Verbot von Chemiewaffen nicht beigetreten und hat mehrfach versucht, sich Vorprodukte für C-Waffen zu beschaffen.
Mit den über 800 Scud-Raketen wurde auch der größte Teil von Trägersystemen zerstört. Inzwischen besitzt Irak jedoch wieder Systeme wie Kurzstreckenraketen vom Typ Al Samud, mit Fallschirmen ausgerüstete Gleitbomben und unbemannte Flugkörper.

Wie Hans Blix dem Sicherheitsrat kürzlich berichtete, wurde das Personal der neuen UNO-Kontrollkommission im Hinblick auf einen baldigen Einsatz aufgestockt, so dass 58 UNMOVIC-Mitarbeiter aus 24 Ländern für Kontrollen in Irak bereitstehen. Zusätzliche 230 Experten wären bei Bedarf kurzfristig verfügbar. Die Inspektoren haben ein monatelanges intensives Training absolviert.
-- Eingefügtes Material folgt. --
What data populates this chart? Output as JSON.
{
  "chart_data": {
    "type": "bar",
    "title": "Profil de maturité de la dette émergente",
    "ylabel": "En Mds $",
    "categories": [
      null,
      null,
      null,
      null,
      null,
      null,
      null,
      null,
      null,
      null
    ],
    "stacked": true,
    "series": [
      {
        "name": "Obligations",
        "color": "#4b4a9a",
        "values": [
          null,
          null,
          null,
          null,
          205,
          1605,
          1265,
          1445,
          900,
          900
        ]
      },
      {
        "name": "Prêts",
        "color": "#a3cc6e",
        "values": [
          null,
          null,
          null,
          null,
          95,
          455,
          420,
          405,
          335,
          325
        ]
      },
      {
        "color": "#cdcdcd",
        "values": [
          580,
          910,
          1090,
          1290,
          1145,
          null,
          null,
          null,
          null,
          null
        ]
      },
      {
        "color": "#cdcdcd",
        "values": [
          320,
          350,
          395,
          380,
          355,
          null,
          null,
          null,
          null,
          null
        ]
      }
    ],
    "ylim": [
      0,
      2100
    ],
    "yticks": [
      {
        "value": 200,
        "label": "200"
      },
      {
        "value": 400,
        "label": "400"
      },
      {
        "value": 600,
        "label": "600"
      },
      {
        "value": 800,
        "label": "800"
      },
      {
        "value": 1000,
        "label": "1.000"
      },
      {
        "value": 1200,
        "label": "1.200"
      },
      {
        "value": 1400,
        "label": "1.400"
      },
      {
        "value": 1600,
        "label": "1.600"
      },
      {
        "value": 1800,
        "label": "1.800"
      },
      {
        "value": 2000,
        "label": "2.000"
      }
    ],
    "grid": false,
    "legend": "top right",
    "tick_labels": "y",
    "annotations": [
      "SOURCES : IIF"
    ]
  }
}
Gemeinsam mit der IAEA und dem Büro des UNO-Hilfsprogramms »Öl für Lebensmittel« unterhält UNMOVIC eine Datenbank aller relevanten Informationen.

Wenn Bagdad nun einlenkt, könnten die internationalen Kontrollen in kürzester Zeit wieder aufgenommen und jeglichen Rechtfertigungsversuchen für eine militärische Eskalation der Boden entzogen werden. Gleichzeitig würde ein Mechanismus greifen, der die Erfüllung der Abrüstungsverpflichtungen mit der Aufhebung der Wirtschaftssanktionen verknüpft. Nach über elf Jahren fänden dann auch die aus den Restriktionen erwachsenden Leiden und Entbehrungen für die Menschen im Land an Euphrat und Tigris ein Ende.